Adipose tissue deficiency results in severe hyperlipidemia and atherosclerosis in the low-density lipoprotein receptor knockout mice

Adipose tissue can store over 50% of whole-body cholesterol; however, the physiological role of adipose tissue in cholesterol metabolism and atherogenesis has not been directly assessed. Here, we examined lipoprotein metabolism and atherogenesis in a unique mouse model of severe lipodystrophy: the Seipin−/− mice, and also in mice deficient in both low-density lipoprotein receptor (Ldlr) and Seipin: the Ldlr−/− Seipin−/− mice. Plasma cholesterol was moderately increased in the Seipin−/− mice when fed an atherogenic diet. Strikingly, plasma cholesterol reached ~ 6000 mg/dl in the Seipin−/− Ldlr−/− mice on an atherogenic diet, as compared to ~ 1000 mg/dl in the Ldlr−/− mice on the same diet.
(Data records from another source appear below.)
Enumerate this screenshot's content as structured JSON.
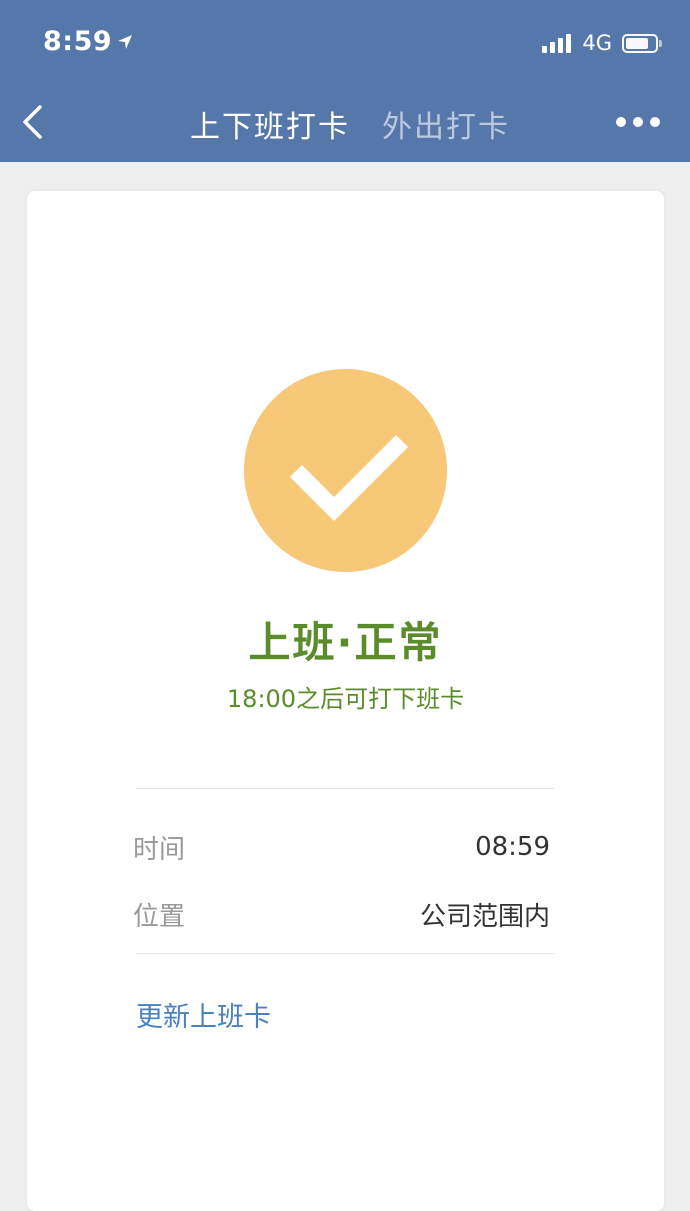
{
  "status_bar": {
    "time": "8:59",
    "network": "4G"
  },
  "nav": {
    "tabs": [
      {
        "label": "上下班打卡",
        "active": true
      },
      {
        "label": "外出打卡",
        "active": false
      }
    ]
  },
  "result": {
    "title": "上班·正常",
    "subtitle": "18:00之后可打下班卡"
  },
  "details": [
    {
      "label": "时间",
      "value": "08:59"
    },
    {
      "label": "位置",
      "value": "公司范围内"
    }
  ],
  "actions": {
    "update_label": "更新上班卡"
  },
  "colors": {
    "header": "#5577aa",
    "check_circle": "#f7c878",
    "success_text": "#5a8c2a",
    "link": "#4a7fc0"
  }
}
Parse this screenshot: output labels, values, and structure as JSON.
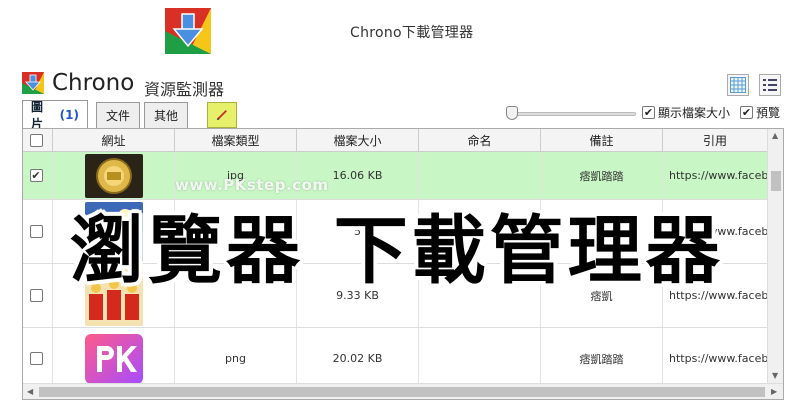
{
  "banner": {
    "title": "Chrono下載管理器"
  },
  "app": {
    "name": "Chrono",
    "subtitle": "資源監測器"
  },
  "tabs": [
    {
      "label": "圖片",
      "count": "(1)",
      "active": true
    },
    {
      "label": "文件",
      "active": false
    },
    {
      "label": "其他",
      "active": false
    }
  ],
  "toolbar": {
    "pen_icon": "pencil-icon",
    "show_size_label": "顯示檔案大小",
    "show_size_checked": true,
    "preview_label": "預覽",
    "preview_checked": true,
    "thumbnail_slider_level": 0.0
  },
  "table": {
    "columns": [
      "網址",
      "檔案類型",
      "檔案大小",
      "命名",
      "備註",
      "引用"
    ],
    "rows": [
      {
        "checked": true,
        "thumb": "gold-coin-thumbnail",
        "type": "jpg",
        "size": "16.06 KB",
        "name": "",
        "note": "痞凱踏踏",
        "ref": "https://www.faceb",
        "selected": true
      },
      {
        "checked": false,
        "thumb": "sky-photo-thumbnail",
        "type": "j",
        "size": "5",
        "name": "",
        "note": "",
        "ref": "https://www.faceb",
        "selected": false
      },
      {
        "checked": false,
        "thumb": "red-figures-thumbnail",
        "type": "",
        "size": "9.33 KB",
        "name": "",
        "note": "痞凱",
        "ref": "https://www.faceb",
        "selected": false
      },
      {
        "checked": false,
        "thumb": "pk-logo-thumbnail",
        "type": "png",
        "size": "20.02 KB",
        "name": "",
        "note": "痞凱踏踏",
        "ref": "https://www.faceb",
        "selected": false
      }
    ]
  },
  "overlay": {
    "watermark": "www.PKstep.com",
    "title": "瀏覽器 下載管理器"
  },
  "colors": {
    "selected_row": "#c8f7c5",
    "logo_red": "#d93025",
    "logo_yellow": "#f5c518",
    "logo_green": "#1e9e45",
    "logo_arrow": "#4a8fe0",
    "pen_tab": "#e6f06a"
  }
}
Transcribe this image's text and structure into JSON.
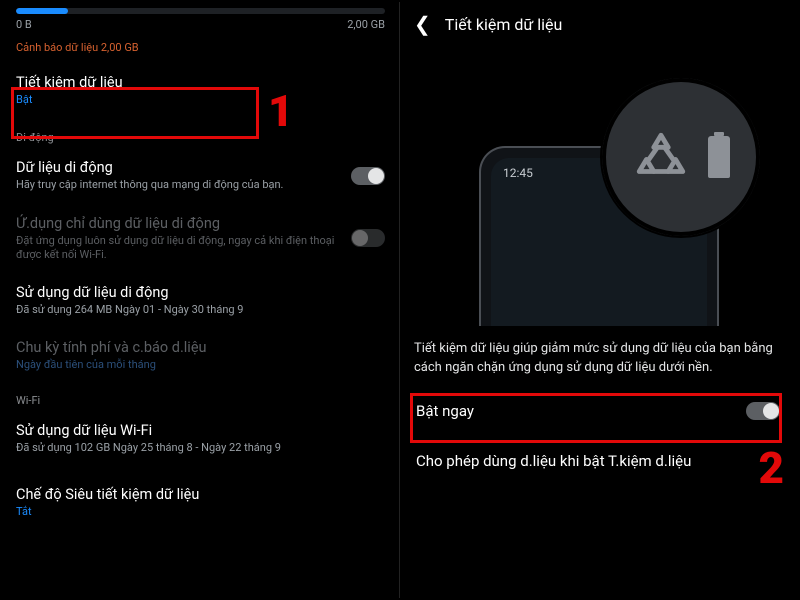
{
  "left": {
    "progress": {
      "start": "0 B",
      "end": "2,00 GB"
    },
    "warning": "Cảnh báo dữ liệu 2,00 GB",
    "data_saver": {
      "title": "Tiết kiệm dữ liệu",
      "state": "Bật"
    },
    "section_mobile": "Di động",
    "mobile_data": {
      "title": "Dữ liệu di động",
      "sub": "Hãy truy cập internet thông qua mạng di động của bạn."
    },
    "only_mobile": {
      "title": "Ứ.dụng chỉ dùng dữ liệu di động",
      "sub": "Đặt ứng dụng luôn sử dụng dữ liệu di động, ngay cả khi điện thoại được kết nối Wi-Fi."
    },
    "mobile_usage": {
      "title": "Sử dụng dữ liệu di động",
      "sub": "Đã sử dụng 264 MB Ngày 01 - Ngày 30 tháng 9"
    },
    "billing": {
      "title": "Chu kỳ tính phí và c.báo d.liệu",
      "sub": "Ngày đầu tiên của mỗi tháng"
    },
    "section_wifi": "Wi-Fi",
    "wifi_usage": {
      "title": "Sử dụng dữ liệu Wi-Fi",
      "sub": "Đã sử dụng 102 GB Ngày 25 tháng 8 - Ngày 22 tháng 9"
    },
    "ultra": {
      "title": "Chế độ Siêu tiết kiệm dữ liệu",
      "state": "Tắt"
    },
    "step": "1"
  },
  "right": {
    "title": "Tiết kiệm dữ liệu",
    "phone_time": "12:45",
    "description": "Tiết kiệm dữ liệu giúp giảm mức sử dụng dữ liệu của bạn bằng cách ngăn chặn ứng dụng sử dụng dữ liệu dưới nền.",
    "enable_now": "Bật ngay",
    "allow_while_saving": "Cho phép dùng d.liệu khi bật T.kiệm d.liệu",
    "step": "2"
  }
}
The Seipin−/− Ldlr−/− mice also developed spontaneous atherosclerosis on chow diet and severe atherosclerosis on an atherogenic diet. Rosiglitazone treatment significantly reduced the hypercholesterolemia of the Seipin−/− Ldlr−/− mice, and also alleviated the severity of atherosclerosis. Our results provide direct evidence, for the first time, that the adipose tissue plays a critical role in the clearance of plasma cholesterol. Our results also reveal a previously unappreciated strong link between adipose tissue and LDLR in plasma cholesterol metabolism.